Di metodo democratico ce n’è invece sempre meno traccia nella vita interna di quasi tutte le formazioni politiche italiane. Il Pd, pur con tutte le storture che la cronaca non manca di raccontare, qualcosa del genere, dopo tutto, ce l’ha (e, a dire il vero, ce l’ha anche la Lega): tiene le primarie, che rimangono un campo aperto e contendibile a più di un candidato, organizza il tesseramento, elegge gli organismi direttivi, ha un’articolazione interna fatta di correnti, di minoranze e di maggioranze. Poi capita che alcuni escano, che altri lamentino lo stile di conduzione del partito, che altri critichino lo statuto e altri ancora trovino insoddisfacente la semplice «conta», ma tutto sommato capita quel che capita, più o meno, in un partito politico. Comprese certe schifezze.

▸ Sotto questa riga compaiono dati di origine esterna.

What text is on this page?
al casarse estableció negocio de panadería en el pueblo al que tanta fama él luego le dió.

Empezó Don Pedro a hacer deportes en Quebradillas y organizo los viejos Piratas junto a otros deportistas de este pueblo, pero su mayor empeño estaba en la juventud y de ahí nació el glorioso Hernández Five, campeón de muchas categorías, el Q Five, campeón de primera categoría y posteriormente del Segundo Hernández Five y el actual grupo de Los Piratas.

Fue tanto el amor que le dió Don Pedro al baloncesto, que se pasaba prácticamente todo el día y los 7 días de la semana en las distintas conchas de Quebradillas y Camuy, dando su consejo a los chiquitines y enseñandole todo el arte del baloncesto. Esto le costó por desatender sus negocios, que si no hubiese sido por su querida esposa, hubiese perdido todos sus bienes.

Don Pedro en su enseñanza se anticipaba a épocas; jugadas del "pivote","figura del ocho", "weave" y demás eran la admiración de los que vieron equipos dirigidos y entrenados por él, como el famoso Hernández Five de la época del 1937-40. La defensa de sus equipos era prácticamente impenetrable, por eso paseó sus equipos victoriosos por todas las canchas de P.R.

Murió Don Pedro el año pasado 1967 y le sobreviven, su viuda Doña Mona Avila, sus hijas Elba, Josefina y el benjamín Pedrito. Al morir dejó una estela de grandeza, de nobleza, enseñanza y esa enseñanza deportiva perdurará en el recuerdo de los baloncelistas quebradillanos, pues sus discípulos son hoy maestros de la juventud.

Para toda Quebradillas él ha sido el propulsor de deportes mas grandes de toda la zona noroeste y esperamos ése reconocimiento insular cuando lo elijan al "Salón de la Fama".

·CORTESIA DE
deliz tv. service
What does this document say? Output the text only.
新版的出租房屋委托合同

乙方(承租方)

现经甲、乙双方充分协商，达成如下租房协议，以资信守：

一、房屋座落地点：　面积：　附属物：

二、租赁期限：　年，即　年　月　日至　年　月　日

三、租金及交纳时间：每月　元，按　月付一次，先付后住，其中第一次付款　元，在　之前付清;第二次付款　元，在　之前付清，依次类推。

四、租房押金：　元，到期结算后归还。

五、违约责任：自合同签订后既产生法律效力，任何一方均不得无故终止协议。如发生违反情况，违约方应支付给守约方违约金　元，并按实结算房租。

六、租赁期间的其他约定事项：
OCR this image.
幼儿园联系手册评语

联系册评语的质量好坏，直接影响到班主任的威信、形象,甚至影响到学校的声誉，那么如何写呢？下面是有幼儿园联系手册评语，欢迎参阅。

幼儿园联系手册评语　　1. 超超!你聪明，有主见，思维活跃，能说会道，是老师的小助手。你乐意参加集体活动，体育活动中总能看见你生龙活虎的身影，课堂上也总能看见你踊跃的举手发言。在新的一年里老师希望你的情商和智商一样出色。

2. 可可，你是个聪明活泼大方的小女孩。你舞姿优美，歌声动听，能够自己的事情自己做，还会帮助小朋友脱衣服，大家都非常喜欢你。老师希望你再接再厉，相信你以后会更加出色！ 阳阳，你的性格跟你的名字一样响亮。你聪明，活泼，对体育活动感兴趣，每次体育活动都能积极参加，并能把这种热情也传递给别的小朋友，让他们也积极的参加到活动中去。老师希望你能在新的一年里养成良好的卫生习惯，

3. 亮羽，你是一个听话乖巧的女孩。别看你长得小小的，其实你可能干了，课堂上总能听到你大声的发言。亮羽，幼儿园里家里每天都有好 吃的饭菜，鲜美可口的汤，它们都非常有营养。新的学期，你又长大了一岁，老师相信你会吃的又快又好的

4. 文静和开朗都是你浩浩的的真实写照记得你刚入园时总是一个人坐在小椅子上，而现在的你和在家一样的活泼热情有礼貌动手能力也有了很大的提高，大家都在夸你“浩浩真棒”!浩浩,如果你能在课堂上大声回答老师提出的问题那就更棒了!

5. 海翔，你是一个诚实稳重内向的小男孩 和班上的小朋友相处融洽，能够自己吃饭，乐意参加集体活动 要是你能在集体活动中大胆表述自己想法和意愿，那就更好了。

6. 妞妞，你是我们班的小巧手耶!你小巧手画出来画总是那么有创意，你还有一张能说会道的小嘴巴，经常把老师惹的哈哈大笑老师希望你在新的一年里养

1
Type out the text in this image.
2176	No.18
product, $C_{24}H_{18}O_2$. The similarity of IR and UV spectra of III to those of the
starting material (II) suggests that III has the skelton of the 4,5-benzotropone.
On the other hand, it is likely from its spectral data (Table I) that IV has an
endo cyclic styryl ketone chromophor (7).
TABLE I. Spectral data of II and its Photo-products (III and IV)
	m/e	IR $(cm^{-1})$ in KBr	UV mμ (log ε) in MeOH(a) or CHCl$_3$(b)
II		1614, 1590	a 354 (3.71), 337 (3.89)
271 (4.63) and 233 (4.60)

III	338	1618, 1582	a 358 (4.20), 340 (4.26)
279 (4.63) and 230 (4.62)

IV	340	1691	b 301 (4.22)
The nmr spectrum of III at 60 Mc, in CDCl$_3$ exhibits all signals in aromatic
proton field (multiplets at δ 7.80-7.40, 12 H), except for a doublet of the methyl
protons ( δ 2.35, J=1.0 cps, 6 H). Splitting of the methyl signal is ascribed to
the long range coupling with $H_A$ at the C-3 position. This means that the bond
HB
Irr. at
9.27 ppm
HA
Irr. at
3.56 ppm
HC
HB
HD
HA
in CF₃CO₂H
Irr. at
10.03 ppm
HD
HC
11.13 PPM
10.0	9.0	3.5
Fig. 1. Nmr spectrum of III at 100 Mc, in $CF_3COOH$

Se però quegli stessi che dal Pd sono usciti non chiudono del tutto la porta ma anzi rinviano ad un prossimo futuro l’occasione di ritornare insieme, vuol dire che lo spazio che il partito democratico occupa rimane decisivo per gli equilibri del Paese, centrale rispetto agli sviluppi futuri della politica italiana. E questa, beninteso, è un’aggravante a carico di quei soggetti che inquinano, per stupidità o prepotenza, il normale andamento della competizione. A Napoli come ovunque abbiano a presentarsi.